O pedido destaca episódios como as operações Tarântula, Rondão e Sapatão, conduzidas em São Paulo na década de 1980, que resultaram em prisões arbitrárias, torturas e exílio de pessoas LGBTQIA+, especialmente travestis, mulheres trans e lésbicas. A denúncia é assinada por Bruna Benevides, presidente da Antra, com apoio de alunos da UnB e orientação da professora Lívia Gimenes Dias da Fonseca.
A ação pede o reconhecimento do Estado brasileiro pela perseguição, indenizações, criação de memoriais, anistia oficial e revisão de legislações da época.
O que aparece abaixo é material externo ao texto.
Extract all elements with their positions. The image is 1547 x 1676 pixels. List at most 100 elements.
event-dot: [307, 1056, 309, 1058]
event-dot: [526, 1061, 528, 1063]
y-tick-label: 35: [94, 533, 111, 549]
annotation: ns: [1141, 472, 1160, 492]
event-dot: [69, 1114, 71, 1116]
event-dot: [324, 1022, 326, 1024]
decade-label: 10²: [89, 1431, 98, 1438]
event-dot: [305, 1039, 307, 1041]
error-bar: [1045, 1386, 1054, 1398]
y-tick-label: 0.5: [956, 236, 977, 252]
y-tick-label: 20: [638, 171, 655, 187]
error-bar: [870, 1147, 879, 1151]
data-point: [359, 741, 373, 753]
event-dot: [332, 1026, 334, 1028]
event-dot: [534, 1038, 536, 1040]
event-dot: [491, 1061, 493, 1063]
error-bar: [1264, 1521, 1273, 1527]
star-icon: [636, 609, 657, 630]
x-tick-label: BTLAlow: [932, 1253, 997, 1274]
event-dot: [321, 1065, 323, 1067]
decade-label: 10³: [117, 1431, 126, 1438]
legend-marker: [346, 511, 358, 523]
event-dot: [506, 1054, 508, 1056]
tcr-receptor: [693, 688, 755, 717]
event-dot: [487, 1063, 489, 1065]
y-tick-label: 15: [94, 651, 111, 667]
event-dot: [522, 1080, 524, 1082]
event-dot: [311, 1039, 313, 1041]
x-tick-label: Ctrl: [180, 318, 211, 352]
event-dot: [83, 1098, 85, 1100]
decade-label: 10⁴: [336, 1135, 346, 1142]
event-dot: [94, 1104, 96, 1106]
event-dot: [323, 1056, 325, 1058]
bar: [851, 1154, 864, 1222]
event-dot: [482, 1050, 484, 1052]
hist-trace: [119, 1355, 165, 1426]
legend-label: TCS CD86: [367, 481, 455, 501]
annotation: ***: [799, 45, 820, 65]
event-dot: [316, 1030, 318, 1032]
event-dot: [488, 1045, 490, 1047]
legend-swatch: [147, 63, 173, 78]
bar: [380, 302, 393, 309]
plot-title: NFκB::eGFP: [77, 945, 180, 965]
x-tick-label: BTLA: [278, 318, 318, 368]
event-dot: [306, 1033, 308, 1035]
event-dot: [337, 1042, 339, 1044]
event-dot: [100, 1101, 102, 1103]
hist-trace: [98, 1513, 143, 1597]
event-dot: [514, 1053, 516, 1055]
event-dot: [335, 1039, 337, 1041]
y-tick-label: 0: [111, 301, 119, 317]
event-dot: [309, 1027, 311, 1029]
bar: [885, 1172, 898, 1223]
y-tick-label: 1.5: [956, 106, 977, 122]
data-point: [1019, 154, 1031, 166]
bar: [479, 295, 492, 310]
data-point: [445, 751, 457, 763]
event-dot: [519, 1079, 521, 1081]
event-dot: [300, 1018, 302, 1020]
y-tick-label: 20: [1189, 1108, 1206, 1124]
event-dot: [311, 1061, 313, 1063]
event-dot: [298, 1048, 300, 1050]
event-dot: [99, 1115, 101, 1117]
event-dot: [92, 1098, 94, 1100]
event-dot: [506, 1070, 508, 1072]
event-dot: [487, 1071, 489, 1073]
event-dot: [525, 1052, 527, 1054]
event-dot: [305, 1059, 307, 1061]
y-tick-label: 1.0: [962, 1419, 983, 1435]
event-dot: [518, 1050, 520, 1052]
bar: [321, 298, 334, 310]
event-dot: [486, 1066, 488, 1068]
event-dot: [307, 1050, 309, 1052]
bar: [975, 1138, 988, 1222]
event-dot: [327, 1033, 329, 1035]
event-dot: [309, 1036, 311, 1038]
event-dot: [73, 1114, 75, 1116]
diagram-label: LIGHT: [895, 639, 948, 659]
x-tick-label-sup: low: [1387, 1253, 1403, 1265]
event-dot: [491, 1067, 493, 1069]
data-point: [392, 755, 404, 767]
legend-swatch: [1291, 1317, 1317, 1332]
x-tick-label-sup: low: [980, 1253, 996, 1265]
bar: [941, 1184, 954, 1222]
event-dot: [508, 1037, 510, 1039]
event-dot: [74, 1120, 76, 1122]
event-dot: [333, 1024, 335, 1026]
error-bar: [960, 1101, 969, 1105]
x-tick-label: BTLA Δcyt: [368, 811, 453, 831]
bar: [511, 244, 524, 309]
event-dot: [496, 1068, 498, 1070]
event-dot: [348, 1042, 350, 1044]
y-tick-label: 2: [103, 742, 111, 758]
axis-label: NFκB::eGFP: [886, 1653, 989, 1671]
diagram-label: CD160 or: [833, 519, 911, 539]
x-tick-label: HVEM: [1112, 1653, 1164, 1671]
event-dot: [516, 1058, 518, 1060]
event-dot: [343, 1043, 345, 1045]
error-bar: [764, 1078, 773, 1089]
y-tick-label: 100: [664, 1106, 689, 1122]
Também propõe a renomeação da 1ª Delegacia Seccional de Polícia Centro, em São Paulo, hoje batizada com o nome de José Wilson Ricchetti, delegado que liderou operações de “limpeza” contra a população LGBTQIA+.
Além da violência policial, a denúncia menciona a censura cultural que afetou artistas como Cassandra Rios, autora que teve 36 livros proibidos, e a repressão a shows de travestis. O documento também destaca o papel homofóbico da imprensa da época, que associava pessoas LGBTQIA+ ao crime e à aids.
Para Benevides, a ação representa um passo fundamental na valorização da memória e do envelhecimento da população LGBTQIA+, e pode representar um marco histórico:
“A anistia pode ser um instrumento de justiça para as travestis presas injustamente e uma reparação simbólica à nossa comunidade.”